LAUSR

Abstract Despite the significant advancements in the development of a wide-variety of nanocarriers-based delivery systems for cancer therapy, several predominant issues remain unaddressed such as active combat of cancer multidrug resistance (MDR) and the limited penetration efficacy of the delivery systems. To address these issues, herein, we demonstrate the fabrication of a versatile nanoformulation by conveniently wrapping the ultrasmall platinum (Pt) nanoparticles-dispersed chitosan (CS) over the zinc-doped mesoporous silica nanocarriers (Zn-MSNs) through a facile, yet efficient self-assembly approach. These versatile nanocomposites decorated with highly active, ultrasmall Pt nanoparticles potentially facilitate the advanced therapeutic abilities of deep tumor penetration and aphotic (dark) synergistic ablation of the MDR tumors effectively. In this framework, pericellular actin staining results confirmed the effect of decorated Pt species on the integrity of the adherens junctions between cells.
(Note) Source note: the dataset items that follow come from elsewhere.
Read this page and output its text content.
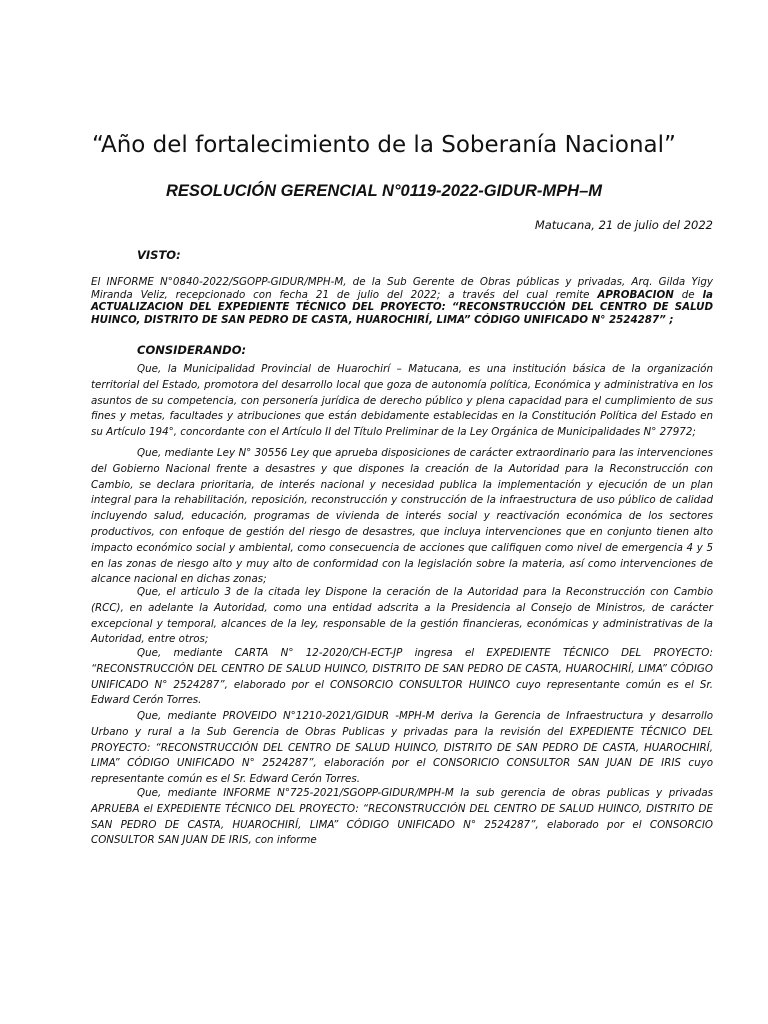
“Año del fortalecimiento de la Soberanía Nacional”
RESOLUCIÓN GERENCIAL N°0119-2022-GIDUR-MPH–M
Matucana, 21 de julio del 2022
VISTO:
El INFORME N°0840-2022/SGOPP-GIDUR/MPH-M, de la Sub Gerente de Obras públicas y privadas, Arq. Gilda Yigy Miranda Veliz, recepcionado con fecha 21 de julio del 2022; a través del cual remite APROBACION de la ACTUALIZACION DEL EXPEDIENTE TÉCNICO DEL PROYECTO: “RECONSTRUCCIÓN DEL CENTRO DE SALUD HUINCO, DISTRITO DE SAN PEDRO DE CASTA, HUAROCHIRÍ, LIMA” CÓDIGO UNIFICADO N° 2524287” ;
CONSIDERANDO:
Que, la Municipalidad Provincial de Huarochirí – Matucana, es una institución básica de la organización territorial del Estado, promotora del desarrollo local que goza de autonomía política, Económica y administrativa en los asuntos de su competencia, con personería jurídica de derecho público y plena capacidad para el cumplimiento de sus fines y metas, facultades y atribuciones que están debidamente establecidas en la Constitución Política del Estado en su Artículo 194°, concordante con el Artículo II del Título Preliminar de la Ley Orgánica de Municipalidades N° 27972;
Que, mediante Ley N° 30556 Ley que aprueba disposiciones de carácter extraordinario para las intervenciones del Gobierno Nacional frente a desastres y que dispones la creación de la Autoridad para la Reconstrucción con Cambio, se declara prioritaria, de interés nacional y necesidad publica la implementación y ejecución de un plan integral para la rehabilitación, reposición, reconstrucción y construcción de la infraestructura de uso público de calidad incluyendo salud, educación, programas de vivienda de interés social y reactivación económica de los sectores productivos, con enfoque de gestión del riesgo de desastres, que incluya intervenciones que en conjunto tienen alto impacto económico social y ambiental, como consecuencia de acciones que califiquen como nivel de emergencia 4 y 5 en las zonas de riesgo alto y muy alto de conformidad con la legislación sobre la materia, así como intervenciones de alcance nacional en dichas zonas;
Que, el articulo 3 de la citada ley Dispone la ceración de la Autoridad para la Reconstrucción con Cambio (RCC), en adelante la Autoridad, como una entidad adscrita a la Presidencia al Consejo de Ministros, de carácter excepcional y temporal, alcances de la ley, responsable de la gestión financieras, económicas y administrativas de la Autoridad, entre otros;
Que, mediante CARTA N° 12-2020/CH-ECT-JP ingresa el EXPEDIENTE TÉCNICO DEL PROYECTO: “RECONSTRUCCIÓN DEL CENTRO DE SALUD HUINCO, DISTRITO DE SAN PEDRO DE CASTA, HUAROCHIRÍ, LIMA” CÓDIGO UNIFICADO N° 2524287”, elaborado por el CONSORCIO CONSULTOR HUINCO cuyo representante común es el Sr. Edward Cerón Torres.
Que, mediante PROVEIDO N°1210-2021/GIDUR -MPH-M deriva la Gerencia de Infraestructura y desarrollo Urbano y rural a la Sub Gerencia de Obras Publicas y privadas para la revisión del EXPEDIENTE TÉCNICO DEL PROYECTO: “RECONSTRUCCIÓN DEL CENTRO DE SALUD HUINCO, DISTRITO DE SAN PEDRO DE CASTA, HUAROCHIRÍ, LIMA” CÓDIGO UNIFICADO N° 2524287”, elaboración por el CONSORICIO CONSULTOR SAN JUAN DE IRIS cuyo representante común es el Sr. Edward Cerón Torres.
Que, mediante INFORME N°725-2021/SGOPP-GIDUR/MPH-M la sub gerencia de obras publicas y privadas APRUEBA el EXPEDIENTE TÉCNICO DEL PROYECTO: “RECONSTRUCCIÓN DEL CENTRO DE SALUD HUINCO, DISTRITO DE SAN PEDRO DE CASTA, HUAROCHIRÍ, LIMA” CÓDIGO UNIFICADO N° 2524287”, elaborado por el CONSORCIO CONSULTOR SAN JUAN DE IRIS, con informe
Remarkably, the Zn species that are doped in the siliceous frameworks substantially enhanced the loading efficiency of doxorubicin (Dox) molecules without any additional functionalization and facilitated the augmented anticancer efficacy by delivering them precisely in the tumor’s acidic microenvironment through specifically dismantling the established coordination interactions between the host and guest species. Further, the resultant free radical species from the delivered Dox species intracellularly enabled the catalytic conversion of the Pt nanoparticles to their corresponding divalent ionic species, which synergistically participated in the tumor ablation. These consequences of Pt species toward synergistic ablation of MDR cells happened to be favourable only in the presence of Dox species, a free radical generator. In vitro and in vivo investigations confirm augmented antiproliferation and synergistic inhibition effects of designed nanocomposites in the MDR tumors. These nanocomposites decorated with highly active Pt nanoparticles potentially allow for deep tumor penetration and synergistic ablation of the tumor by conveniently combating the MDR efficaciously.